School support staff employed by councils offered £2k pay deal

Increase is worth 9.42 per cent for the lowest-paid

Increase is worth 9.42 per cent for the lowest-paid

School support staff employed by councils have been offered a pay rise of almost £2,000.

The across-the-board offer of at least £1,925 from the National Employers for local government service, which sets pay for around 1.4 million workers, is worth 9.42 per cent for the lowest-paid, and 3.88 per cent for those above the top of the pay spine.

The deal, if accepted by unions, would come into effect from April this year. It is similar to an offer agreed last summer, and backdated to April 2022.

The hike would affect not only maintained school staff and wider local government workforces, but also employees at many academy trusts – which are not involved in negotiations but typically honour the deals.

Local authority chiefs called it a “full and final offer” to recognised unions Unison, GMB and Unite, notably made five months earlier than last year’s offer.

Sian Goding, chair of the National Employers, said under the deal the lowest-paid, currently earning £20,441, would see their pay rise by £4,033, or 22 per cent, versus April 2021.

The increase in councils’ pay bill as a result of the offer would be £1.09 billion, a rise of 6.42 per cent. But employers have warned in correspondence “jobs and services will be at risk” without additional central government funding.

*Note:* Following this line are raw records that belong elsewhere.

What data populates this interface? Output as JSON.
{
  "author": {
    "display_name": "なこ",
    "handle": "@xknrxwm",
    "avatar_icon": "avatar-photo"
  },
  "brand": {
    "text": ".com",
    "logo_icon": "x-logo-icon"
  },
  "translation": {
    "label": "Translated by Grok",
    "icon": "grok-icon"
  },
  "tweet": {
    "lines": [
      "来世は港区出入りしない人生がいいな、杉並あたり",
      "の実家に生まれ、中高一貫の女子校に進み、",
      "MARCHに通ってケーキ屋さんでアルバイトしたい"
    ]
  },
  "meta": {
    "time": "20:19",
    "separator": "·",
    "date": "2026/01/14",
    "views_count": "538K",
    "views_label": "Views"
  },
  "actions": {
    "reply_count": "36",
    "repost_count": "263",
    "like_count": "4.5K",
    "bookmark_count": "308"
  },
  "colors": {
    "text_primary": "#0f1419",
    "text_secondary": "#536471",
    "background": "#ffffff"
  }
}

Goding said the organisation was “acutely aware of the additional pressure this year’s offer will place on already hard-pressed council finances, as it would need to be paid for from existing budgets”.

“However, they believe their offer is fair to employees, given the wider economic backdrop.”

Councils have also agreed to discuss reviewing all payscales, saying a “fundamental redesign…is now inevitable” as a way to resolve the “challenge” of keeping payscales fully above the rising minimum wage.

They note the lowest-paid council employees will be earning just 18p an hour more than the £10.42 minimum wage from April until a backdated deal takes effect to raise wages. The offer would take it to £11.59.

A spokesperson for the GMB union said it had received the offer, and had also secured a “commitment that GMB had called for to review and refresh all school support staff roles, which haven’t been updated for ten years”. 

“We will now discuss the offer further with the Local Government Association.”

Mike Short, head of local government at Unison, said investment was “key”, and staff “deserve to be rewarded for their hard work”.

But he added: “This offer falls short of the joint pay claim. UNISON’s committee will now consider it and decide on next steps.”